9. Neuer Widerstand unter der Bevölkerung Hersfelds

Die Kommissare waren nach Erledigung ihrer Geschäfte von Hersfeld abgereist. Mit größter Zuversicht glaubte Moritz der allmählichen Vollendung der Kirchenreform entgegensehen zu können. Noch während der Anwesenheit der Kommission hatte der Dekan von Rotenburg durch eine Reihe von Predigten, die er in der Hersfelder Stadtkirche hielt, das Volk für die Verbesserungspunkte zu gewinnen versucht. Nach dem Abzug der Kommission war der neue Pfarrer Clebius eifrig bemüht, die ihm aufgetragene Mission getreulichst zu erfüllen.
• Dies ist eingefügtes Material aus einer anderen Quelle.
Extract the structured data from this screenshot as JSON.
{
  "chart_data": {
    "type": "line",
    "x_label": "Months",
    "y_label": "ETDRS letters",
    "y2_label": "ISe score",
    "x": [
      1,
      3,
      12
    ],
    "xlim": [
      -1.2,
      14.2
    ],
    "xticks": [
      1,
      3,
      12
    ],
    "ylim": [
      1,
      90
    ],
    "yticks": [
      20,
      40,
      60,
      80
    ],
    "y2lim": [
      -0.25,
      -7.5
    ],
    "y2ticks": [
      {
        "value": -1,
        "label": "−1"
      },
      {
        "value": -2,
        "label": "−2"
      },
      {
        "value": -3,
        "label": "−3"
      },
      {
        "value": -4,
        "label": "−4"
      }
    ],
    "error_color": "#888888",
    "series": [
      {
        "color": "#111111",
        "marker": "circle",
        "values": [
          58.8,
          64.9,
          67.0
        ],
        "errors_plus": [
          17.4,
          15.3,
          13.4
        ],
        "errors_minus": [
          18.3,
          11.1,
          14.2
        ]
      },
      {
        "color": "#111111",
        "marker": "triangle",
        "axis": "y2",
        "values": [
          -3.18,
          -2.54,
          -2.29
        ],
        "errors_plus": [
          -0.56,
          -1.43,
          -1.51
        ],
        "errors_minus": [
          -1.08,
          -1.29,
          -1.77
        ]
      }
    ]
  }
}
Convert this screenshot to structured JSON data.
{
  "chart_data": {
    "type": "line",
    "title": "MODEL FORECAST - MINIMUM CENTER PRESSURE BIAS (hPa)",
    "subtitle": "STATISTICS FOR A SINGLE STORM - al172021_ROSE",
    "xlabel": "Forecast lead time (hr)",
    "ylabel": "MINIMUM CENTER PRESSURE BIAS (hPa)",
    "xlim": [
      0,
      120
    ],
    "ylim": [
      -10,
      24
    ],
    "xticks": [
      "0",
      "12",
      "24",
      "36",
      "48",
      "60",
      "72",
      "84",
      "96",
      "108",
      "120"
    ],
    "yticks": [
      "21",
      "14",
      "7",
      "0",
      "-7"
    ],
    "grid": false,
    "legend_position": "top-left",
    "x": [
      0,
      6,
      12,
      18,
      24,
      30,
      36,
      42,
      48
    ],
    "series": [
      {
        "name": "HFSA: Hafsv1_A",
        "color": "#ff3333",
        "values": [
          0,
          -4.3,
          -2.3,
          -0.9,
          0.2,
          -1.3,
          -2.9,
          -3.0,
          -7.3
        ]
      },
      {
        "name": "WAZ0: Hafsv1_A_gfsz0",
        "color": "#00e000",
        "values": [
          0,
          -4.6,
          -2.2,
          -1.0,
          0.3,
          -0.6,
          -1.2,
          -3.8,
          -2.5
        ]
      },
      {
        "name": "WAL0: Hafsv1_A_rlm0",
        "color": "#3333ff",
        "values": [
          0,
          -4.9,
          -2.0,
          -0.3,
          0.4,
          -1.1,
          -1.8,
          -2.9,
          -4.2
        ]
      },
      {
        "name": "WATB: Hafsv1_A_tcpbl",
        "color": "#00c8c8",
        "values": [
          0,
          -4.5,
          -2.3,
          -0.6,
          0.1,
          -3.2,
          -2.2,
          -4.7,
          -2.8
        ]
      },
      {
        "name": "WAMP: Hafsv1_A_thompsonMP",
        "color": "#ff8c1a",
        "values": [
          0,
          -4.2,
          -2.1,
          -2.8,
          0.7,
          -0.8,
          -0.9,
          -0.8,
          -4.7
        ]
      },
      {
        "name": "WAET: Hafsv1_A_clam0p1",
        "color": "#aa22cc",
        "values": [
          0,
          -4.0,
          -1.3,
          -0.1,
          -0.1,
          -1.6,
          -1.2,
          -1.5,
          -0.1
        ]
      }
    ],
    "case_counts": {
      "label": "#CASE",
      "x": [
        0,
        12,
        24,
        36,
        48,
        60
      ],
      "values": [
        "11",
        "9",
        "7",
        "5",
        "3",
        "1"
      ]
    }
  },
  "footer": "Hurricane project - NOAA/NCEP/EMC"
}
Allein schon die ersten Nachrichten, welche Moritz über den weiteren Verlauf der Dinge in Hersfeld erhielt, gaben ihm die traurige Gewissheit, daß alle seine bisherigen Bemühungen erfolglos gewesen waren. Es wagte sich jetzt langsam der Widerstand hervor, den nur die Autorität des Landgrafen und der Kommission niedergehalten hatte. Eine große Anzahl Bürger erklärte auf das Bestimmteste, daß sie von ihren bisherigen Einrichtungen und dem Katechismus Luthers niemals lassen würden. Pasquillen wurden über Nacht an die Häuser geheftet. Diese Schmähschriften trugen den bittersten Hohn über die landgräflichen Kirchenverbesserungen offen zur Schau. Der hochbetagte Kaplan Abraham Raid, der im Bekenntnis und Dienste der lutherischen Kirche grau geworden war, sprach offen seine Reue über das Ärgernis aus, welches er durch seinen Abfall vom Luthertum der Gemeinde gegeben habe. Er reichte beim Magistrat unter Vorschützung seines hohen Alters, das ihm die weitere Verwaltung des Diakonats unmöglich mache, seine Dienstentlassung ein. Außerdem erhob das Volklaute Klage über den Pfarrer Clebius, dessen schwache Stimme man in der großen Stadtkirche gar nicht verstehen könne. Man forderte den Magistrat auf, für die Berufung eines neuen Pfarrers zu sorgen.